A natural treatment, which can be safely used, adjunctively with modern antibiotic treatment, is the use of Teasel Root. Teasel is a common name for some members of the Dipsacaceae, a family of chiefly Old World herbs found mostly in the Mediterranean and Balkan areas but can range from India and to South Africa. Species of Dipsacus and Scabiosa have become widely naturalized in America. Scabiosa, commonly called sweet scabious, mourning bride, or pincushion flower (for its head of small, lacy flowers) includes several ornamentals and was formerly used as a remedy for scabies.
Fuller's Teasel (D. fullonum) is a noxious biennial weed whose heads of small flowers bear sharp prongs and have been used in the textile industry for teasing or raising the nap on wool. Teasels are classified in the division Magnoliophyta, class Magnoliopsida, order Dipsacales. The Chinese Dipsacus japonica and Xu duan Dipsacus asperoids whose names mean "Restore What Is Broken" truly sum up the powerful healing properties of this valuable herb.
The potential of using Teasel Root as a magnificent partner for individuals with chronic Lyme disease, which is further, outlined in Matthew Wood’s book, “The Book of Herbal Wisdom”. Wood writes, “After entering the body through a tick bite, the spirochetes burrow into the muscles where they settle down to live. Here they produce chronic inflammation and pain, with destruction of muscles and joints. People become like the broken-down ‘tertiary syphilitics’ described in old medical text books”.
When combined with prescribed antibiotics to treat the secondary infections, and St. John’s Wort to heal the actual nerve damage produced by the infection, Teasel Root’s anti-inflammatory effects work on the spirochete’s damaging consequences arresting the dis-ease process. (It is important to note that Teasel has also been successful in the treating of Fibromyalgia, as well). Teasel root has also been effective in treating canines diagnosed with Lyme disease.
Each herbalist has his or her own treatment remedy for using Teasel Root and I am no different. And each remedy, though a little different, seems to work.

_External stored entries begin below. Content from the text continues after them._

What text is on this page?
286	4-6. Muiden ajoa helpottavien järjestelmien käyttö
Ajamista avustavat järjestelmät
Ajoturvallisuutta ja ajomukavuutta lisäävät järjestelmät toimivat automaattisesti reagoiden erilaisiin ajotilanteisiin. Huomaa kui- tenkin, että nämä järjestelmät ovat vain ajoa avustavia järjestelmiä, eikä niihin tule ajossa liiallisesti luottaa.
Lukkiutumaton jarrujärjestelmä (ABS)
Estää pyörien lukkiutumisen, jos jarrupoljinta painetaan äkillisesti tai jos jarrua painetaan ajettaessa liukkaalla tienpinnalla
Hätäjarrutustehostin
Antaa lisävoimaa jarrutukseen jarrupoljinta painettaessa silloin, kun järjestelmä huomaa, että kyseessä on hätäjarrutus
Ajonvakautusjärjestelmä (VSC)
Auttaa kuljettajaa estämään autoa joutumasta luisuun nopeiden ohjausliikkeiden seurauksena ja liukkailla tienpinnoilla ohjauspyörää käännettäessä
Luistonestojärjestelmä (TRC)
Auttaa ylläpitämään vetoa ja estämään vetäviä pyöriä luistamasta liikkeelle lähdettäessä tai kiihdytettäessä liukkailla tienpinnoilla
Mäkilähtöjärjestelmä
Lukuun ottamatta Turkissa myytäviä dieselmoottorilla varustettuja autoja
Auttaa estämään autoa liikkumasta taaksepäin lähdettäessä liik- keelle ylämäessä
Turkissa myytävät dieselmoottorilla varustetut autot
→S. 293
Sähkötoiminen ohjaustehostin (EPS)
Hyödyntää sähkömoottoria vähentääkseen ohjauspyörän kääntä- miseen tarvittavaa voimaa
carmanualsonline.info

Remember, for each Lyme disease diagnosis there will be an equal number of unique results, so before starting a regime of Teasel Root consult a qualified herbal practitioner for an individualized appropriate, and most of all successful treatment.
Disclaimer: These statements have not been evaluated by the FDA. These products are not intended to diagnose, treat, prevent or cure any disease. Customers are reminded that it is entirely of their own accord, right and responsibility to make educated choices with their own, and their family's, health care. Always consult a physician prior to the use of any herbal product or service.)